Aynı sayılabilir, çünkü roman uyarlamalarını da izlemeye bayılırım. Fantastik kurgu, bilimkurgu filmi ve kitabı severim. Ama ben pek seçici değilimdir her türü izleyebilir/okuyabilirim. Her ikisinde de önem verdiğim eleştirmenlerin yorumlarına bakıyorum. Sosyal mesajı olan, içeriğiyle öğretici veya etkileyici olan filmleri ve kitapları okurum. Kitaplarda Klasikleri ve edebi yönü güçlü olanları severim. Filmlerde tarihi filmleri, kostümlü dramaları, komedileri severim. "Sundance festivalinde ilgi çekti" gibi kalıplar kullananlara hemen kapılırım.  Şahan'ın dalga geçtiği entel filmlerini izlemeden duramam. (Ama o adam zaten kitap da okumuyor)

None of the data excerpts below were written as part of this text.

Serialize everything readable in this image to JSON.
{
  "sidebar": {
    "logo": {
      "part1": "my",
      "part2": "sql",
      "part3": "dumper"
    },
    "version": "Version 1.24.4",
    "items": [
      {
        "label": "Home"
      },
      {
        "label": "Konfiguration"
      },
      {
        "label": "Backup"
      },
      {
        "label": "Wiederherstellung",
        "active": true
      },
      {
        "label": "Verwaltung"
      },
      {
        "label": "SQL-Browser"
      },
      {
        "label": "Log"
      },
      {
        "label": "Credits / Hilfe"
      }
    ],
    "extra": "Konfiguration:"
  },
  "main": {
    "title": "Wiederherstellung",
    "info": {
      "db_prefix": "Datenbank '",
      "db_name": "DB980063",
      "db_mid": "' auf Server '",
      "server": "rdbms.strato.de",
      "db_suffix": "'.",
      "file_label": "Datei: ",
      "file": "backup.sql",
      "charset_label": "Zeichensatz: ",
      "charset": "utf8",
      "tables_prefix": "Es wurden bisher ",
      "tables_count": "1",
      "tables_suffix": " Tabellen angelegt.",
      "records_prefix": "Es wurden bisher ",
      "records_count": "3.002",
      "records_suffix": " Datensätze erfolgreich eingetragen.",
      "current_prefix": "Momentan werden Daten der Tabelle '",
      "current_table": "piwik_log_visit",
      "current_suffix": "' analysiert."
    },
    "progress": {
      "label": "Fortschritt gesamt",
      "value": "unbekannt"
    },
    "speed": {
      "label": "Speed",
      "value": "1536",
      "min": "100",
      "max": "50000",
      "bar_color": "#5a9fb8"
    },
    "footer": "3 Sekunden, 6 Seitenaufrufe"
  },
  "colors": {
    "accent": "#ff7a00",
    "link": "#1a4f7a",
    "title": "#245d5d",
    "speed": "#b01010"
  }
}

  • Bir kitabı okumadan fikir sahibi olup, negatif yorum yapıyor musun?
Evet, yayın evine, kapağına, arka kapaktaki özete, yazara bakıp sanki yıllardır o adam düşmanımmış gibi çılgınca negatif yorum yapabilirim. Örnek vereyim; "Ayşe Kulin eşcinsellikle ilgili kitap yazmış" cümlesi yeterli benim için. Nadiren okumadan yorum yaparım, ama yaptım mı tam yaparım. Mesela Ayşe Kulin'e bir küfretmediğim kalır. 

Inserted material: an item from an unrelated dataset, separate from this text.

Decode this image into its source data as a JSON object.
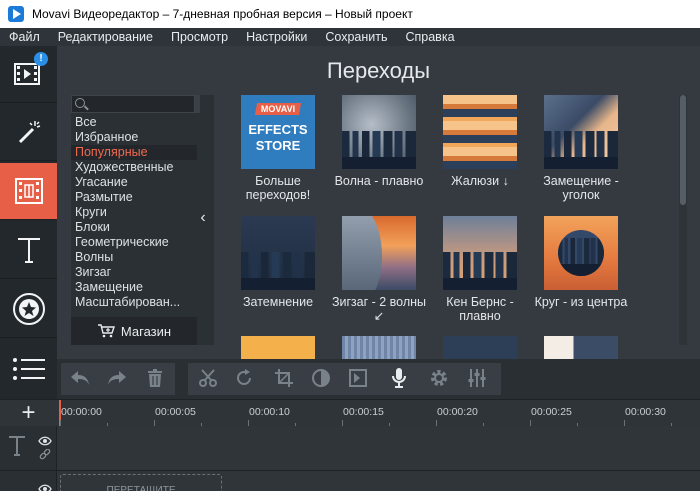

  • (Çalışanlara soru) Okumaya nasıl, ne kadar vakit ayırabiliyorsun?
Sabahları erken kalkarsam kahvaltı sırasında birkaç sayfa okuyorum. Sonra servis beklerken sokakta veya işe giderken araçta okuyorum. Akşam eve gelince okuyorum. Fakat haftasonları çok koşturmacalı oluyor, vakit ayırmak zor oluyor gerçekten. Buna rağmen haftada 1-2 kitap okuyabiliyorum. (zaman zaman artıp azalabiliyor) Çantamda oluyor hep, fırsat oldukça açar okurum ama abartmamaya da çalışırım, hani otobüste ayakta falan okumam mesela.
  • Özellikle sevdiğin, takip ettiğin bir yayınevi var mı?

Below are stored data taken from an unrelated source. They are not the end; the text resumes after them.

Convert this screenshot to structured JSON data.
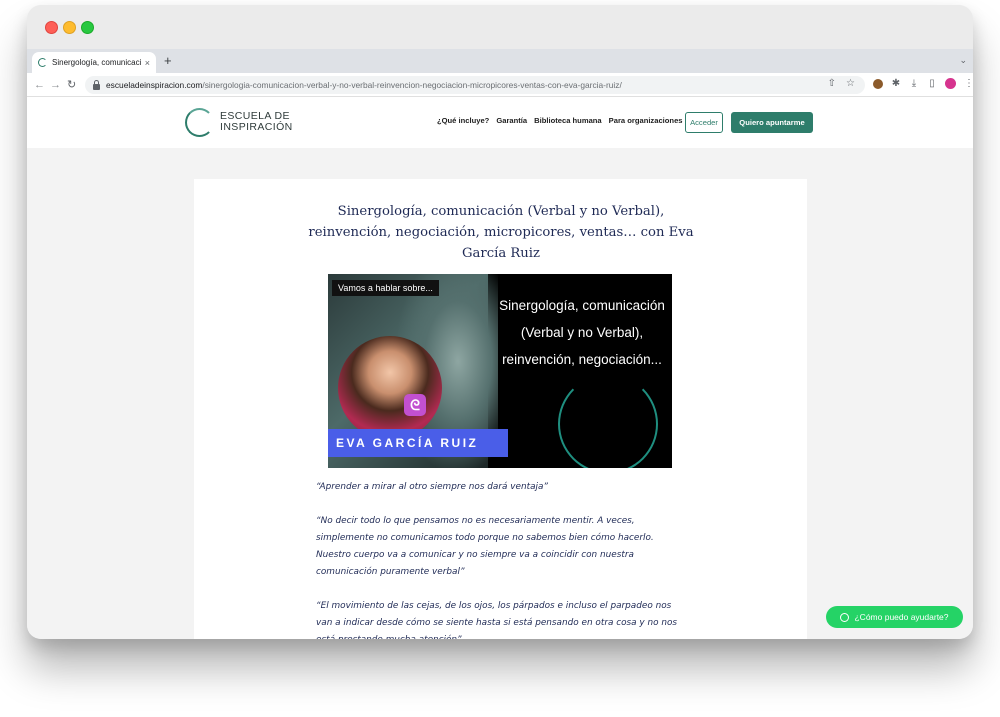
{
  "browser": {
    "tab_title": "Sinergología, comunicación (V",
    "tab_close": "×",
    "new_tab": "+",
    "tab_menu": "⌄",
    "url_host": "escueladeinspiracion.com",
    "url_path": "/sinergologia-comunicacion-verbal-y-no-verbal-reinvencion-negociacion-micropicores-ventas-con-eva-garcia-ruiz/",
    "back_icon": "←",
    "forward_icon": "→",
    "reload_icon": "↻",
    "share_icon": "⇧",
    "star_icon": "☆",
    "extensions_icon": "✱",
    "download_icon": "⤓",
    "sidepanel_icon": "▯",
    "menu_icon": "⋮"
  },
  "site": {
    "logo_line1": "ESCUELA DE",
    "logo_line2": "INSPIRACIÓN",
    "nav": [
      {
        "label": "¿Qué incluye?"
      },
      {
        "label": "Garantía"
      },
      {
        "label": "Biblioteca humana"
      },
      {
        "label": "Para organizaciones"
      }
    ],
    "login_label": "Acceder",
    "signup_label": "Quiero apuntarme"
  },
  "post": {
    "title": "Sinergología, comunicación (Verbal y no Verbal), reinvención, negociación, micropicores, ventas… con Eva García Ruiz",
    "hero": {
      "chip": "Vamos a hablar sobre...",
      "name": "EVA GARCÍA RUIZ",
      "text": "Sinergología, comunicación (Verbal y no Verbal), reinvención, negociación..."
    },
    "quotes": [
      "“Aprender a mirar al otro siempre nos dará ventaja”",
      "“No decir todo lo que pensamos no es necesariamente mentir. A veces, simplemente no comunicamos todo porque no sabemos bien cómo hacerlo. Nuestro cuerpo va a comunicar y no siempre va a coincidir con nuestra comunicación puramente verbal”",
      "“El movimiento de las cejas, de los ojos, los párpados e incluso el parpadeo nos van a indicar desde cómo se siente hasta si está pensando en otra cosa y no nos está prestando mucha atención”"
    ]
  },
  "whatsapp_label": "¿Cómo puedo ayudarte?",
  "colors": {
    "brand": "#2e7d6b",
    "title_text": "#1f2a55",
    "whatsapp": "#25d366"
  }
}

Metis, Ayrıntı, İthaki, İletişim, Can kütüphaneme bakınca neredeyse birer raf ayırdığımı farkettiğim yayınevleri. Sel de iyi mesela. Şu aralar Siren ve Domingo da ilgimi çeken şeyler yayımlıyor. Bilemedim. 
  • Diyelim ki bir Tardis buldun, uzayda ve zamanda her yere gidebiliyorsun? Nereye, ne zamana gidiyorsun?
Ortaçağ'a gidip atmosfere bakmak isterdim. Bu konuda filmler, kitaplar da vardı. Fakat herhalde korkarım bunu yapmaya ve geleceğe giderim. (Gelecekten korkmam; cadı falan sanmazlar herhalde?) Varsa bir kolonimiz insanlık olarak, başka bir gezegende, ona giderim.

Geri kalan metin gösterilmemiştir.